JAKARTA, KOMPAS.com - Selama hampir lima tahun Desi Aries Sandy (28), seorang warga di Desa Manislor, Kabupaten Kuningan, Jawa Barat, belum juga memiliki KTP elektronik atau e-KTP.
Desi mengatakan bahwa kesulitannya mendapatkan e-KTP karena statusnya sebagai jemaah Ahmadiyah.
Padahal, sejak pemerintah membuat kebijakan e-KTP pada 2012, Desi dan ribuan warga Ahmadiyah lainnya telah melakukan perekaman data pribadi dan memenuhi persyaratan administratif.
Namun, hingga kini Dinas Kependudukan dan Catatan Sipil (Dukcapil) Kabupaten Kuningan enggan menerbitkan e-KTP bagi 1.600 jemaah Ahmadiyah di Desa Manislor.
"Selama ini beredar anggapan yang menyatakan bahwa Ahmadiyah itu sesat dan menyesatkan. Itu terus bergulir," ujar Desi saat ditemui di kantor Ombudsman RI, Jakarta Selatan, Senin (24/7/2017).
"'Solusinya', untuk mendapatkan e-KTP kami harus menandatangani surat ini (pernyataan) bahwa kami telah keluar dari Ahmadiyah dan masuk agama Islam," kata dia.
Pihak Dinas Dukcapil, kata Desi, tidak mau menerbitkan e-KTP sebelum seluruh warga Ahmadiyah menandatangani surat pernyataan mengakui agama Islam dan mengucap kalimat syahadat.
"Kami diwajibkan menandatangani surat pernyataan dari Dinas Dukcapil. Alasannya untuk menyelamatkan warga Ahmadiyah dan Pemkab sendiri karena ada ancaman dari ormas tertentu. Pemkab berjanji akan merahasiakan surat pernyataan tersebut," ucap Desi.
Dia pun mempertanyakan adanya surat pernyataan tersebut. Pasalnya, syarat penandatanganan surat pernyataan itu tidak diatur dalam Undang-Undang Nomor 24 Tahun 2013 tentang Administrasi Kependudukan maupun Peraturan Mendagri Nomor 74 Tahun 2015 tentang Perubahan Elemen Data Penduduk di KTP elektronik.
"Jelas ini ada maladministrasi dan pelanggaran hak kami sebagai warga negara," kata Desi.
Akibat tindakan diskriminasi tersebut Desi kesulitan untuk mengakses segala pelayanan publik dan jasa transportasi.

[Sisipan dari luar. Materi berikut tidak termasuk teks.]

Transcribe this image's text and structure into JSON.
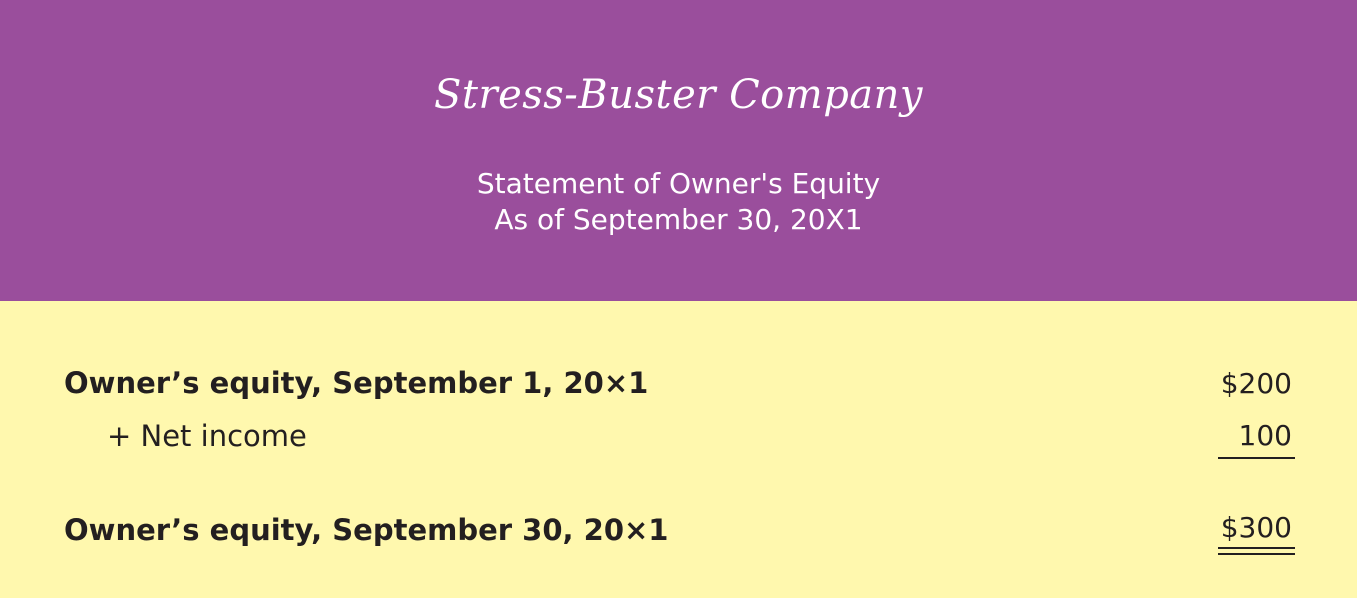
{
  "header": {
    "company_name": "Stress-Buster Company",
    "statement_title": "Statement of Owner's Equity",
    "statement_date": "As of September 30, 20X1",
    "background_color": "#9a4e9c"
  },
  "statement": {
    "background_color": "#fff8ae",
    "rows": [
      {
        "label": "Owner’s equity, September 1, 20×1",
        "amount": "$200"
      },
      {
        "label": "+ Net income",
        "amount": "100"
      },
      {
        "label": "Owner’s equity, September 30, 20×1",
        "amount": "$300"
      }
    ]
  }
}
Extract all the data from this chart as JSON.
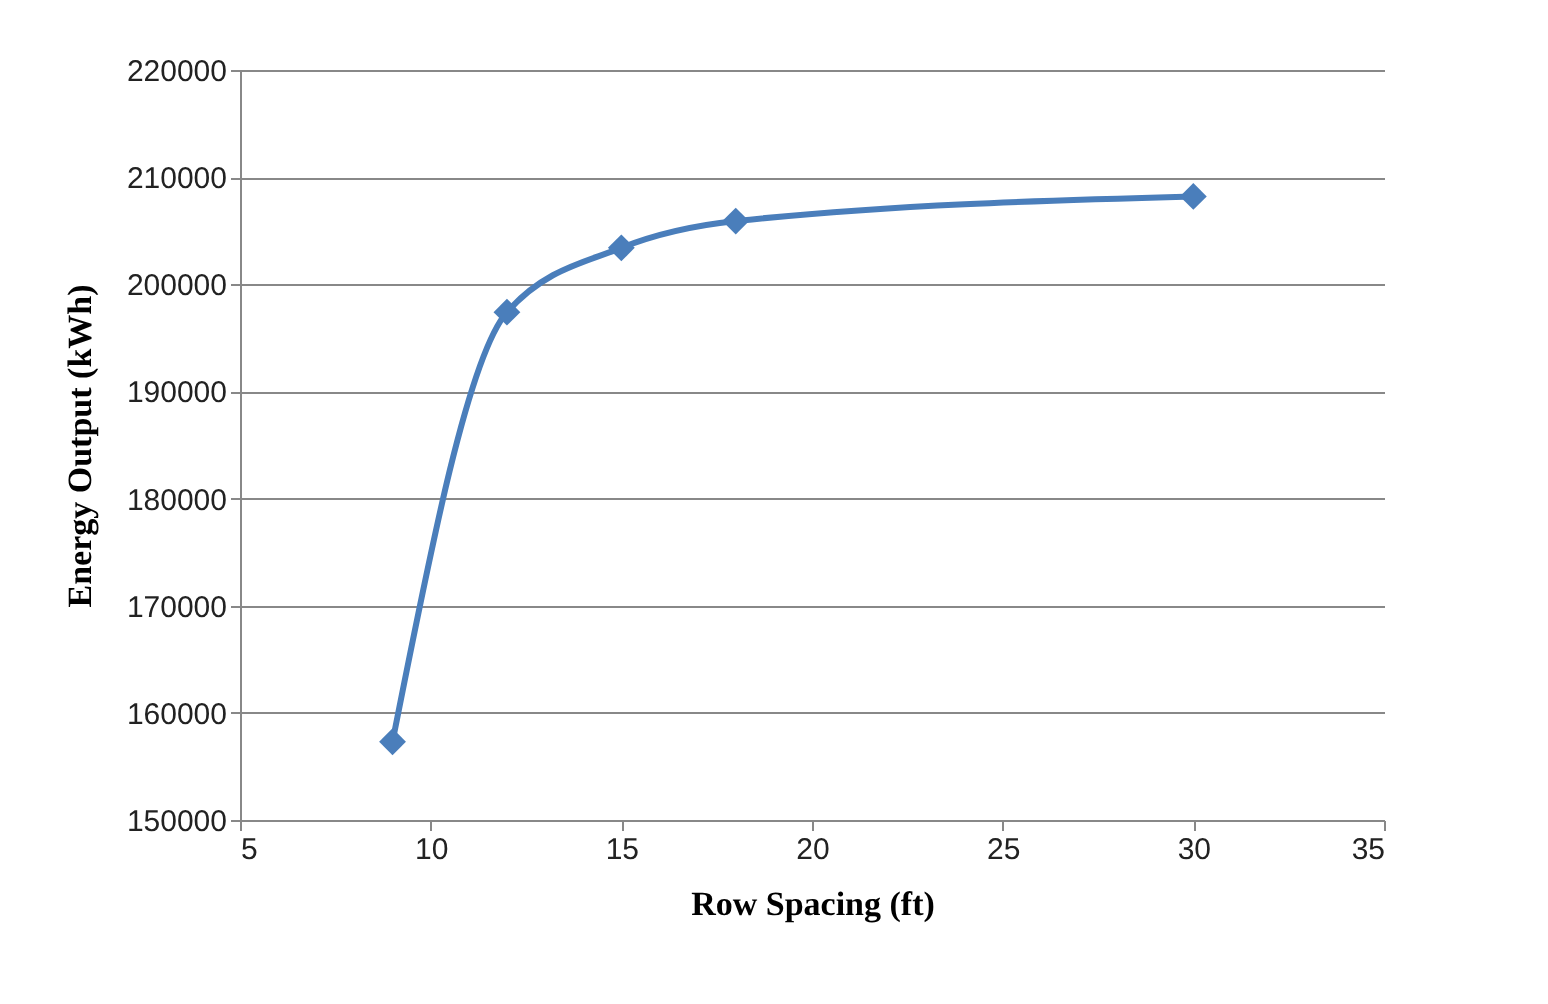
{
  "chart_data": {
    "type": "line",
    "xlabel": "Row Spacing (ft)",
    "ylabel": "Energy Output (kWh)",
    "x": [
      9,
      12,
      15,
      18,
      30
    ],
    "series": [
      {
        "color": "#4a7ebb",
        "values": [
          157300,
          197400,
          203400,
          205900,
          208200
        ]
      }
    ],
    "xlim": [
      5,
      35
    ],
    "xticks": [
      5,
      10,
      15,
      20,
      25,
      30,
      35
    ],
    "ylim": [
      150000,
      220000
    ],
    "yticks": [
      150000,
      160000,
      170000,
      180000,
      190000,
      200000,
      210000,
      220000
    ],
    "grid": "y",
    "marker": "diamond",
    "line_style": "solid"
  }
}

Bahkan, dia mengungkapkan, ada warga Ahmadiyah yang tidak bisa mendaftar ke sekolah kedinasan karena mensyaratkan e-KTP.
"Kalau dampaknya banyak ya, yang paling terasa kami sulit untuk membuat BPJS karena KTP tidak ada. Kedua, saudara saya berniat berangkat umroh, tapi karena kami tidak punya e-KTP dia enggak bisa berangkat," ujar Desi.
"Pendidikan juga. Harusnya bisa masuk kuliah yang kedinasan, harus ada e-KTP, karena tidak punya akhirnya tidak jadi," ucap dia.
Menurut Desi, persoalan seperti ini tidak ia alami saat membuat KTP. Kolom agama pun tercantum Islam tanpa perlu menandatangani surat pernyataan dan mengucap kalimat syahadat.